Menche: Zusammen mit dem damaligen Tierschutzinspektor war ich landkreisweit unterwegs, um angezeigte und vermutete Tiermisshandlungen in Augenschein zu nehmen und Abhilfe zu schaffen.
Menche: Ich hatte mir immer ein Tier gewünscht. Mit meinen Eltern und zwei Brüdern in einer kleinen Etagenwohnung war es aber nicht möglich, ein Haustier zu halten.
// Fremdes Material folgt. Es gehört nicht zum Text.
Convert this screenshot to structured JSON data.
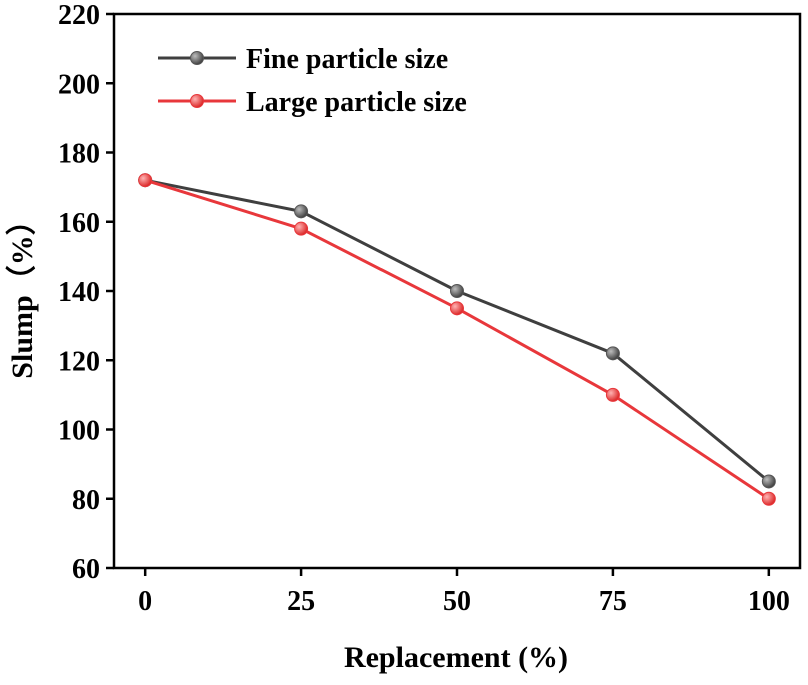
{
  "chart_data": {
    "type": "line",
    "title": "",
    "xlabel": "Replacement (%)",
    "ylabel": "Slump（%）",
    "x": [
      0,
      25,
      50,
      75,
      100
    ],
    "x_tick_labels": [
      "0",
      "25",
      "50",
      "75",
      "100"
    ],
    "y_ticks": [
      60,
      80,
      100,
      120,
      140,
      160,
      180,
      200,
      220
    ],
    "y_tick_labels": [
      "60",
      "80",
      "100",
      "120",
      "140",
      "160",
      "180",
      "200",
      "220"
    ],
    "xlim": [
      -5,
      105
    ],
    "ylim": [
      60,
      220
    ],
    "grid": false,
    "legend_position": "top-left",
    "series": [
      {
        "name": "Fine particle size",
        "values": [
          172,
          163,
          140,
          122,
          85
        ],
        "line_color": "#3f3f3f",
        "marker_color": "#555555"
      },
      {
        "name": "Large particle size",
        "values": [
          172,
          158,
          135,
          110,
          80
        ],
        "line_color": "#e8373b",
        "marker_color": "#e8373b"
      }
    ]
  }
}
Menche: Hunde und Katzen. Mit unserem Umzug auf den Eselsberg kam der erste Hund, ein Rauhaardackel zu uns. Und es wurden mehr, zu unseren fünf Kindern hatten wir zeitweise drei Hunde und drei Katzen zu gleicher Zeit. Das war schon ein Bild, wenn meine Frau die drei Hunde ausführte, wurde sie oft von zwei unserer Katzen begleitet. Insgesamt hatten wir im Laufe der Jahre sieben Hunde und acht Katzen, meist verlassene Tiere, die eine neue Heimat brauchten. Gegenwärtig haben wir noch einen Straßenhund aus Serbien, Moritz ist etwa 13 Jahre alt.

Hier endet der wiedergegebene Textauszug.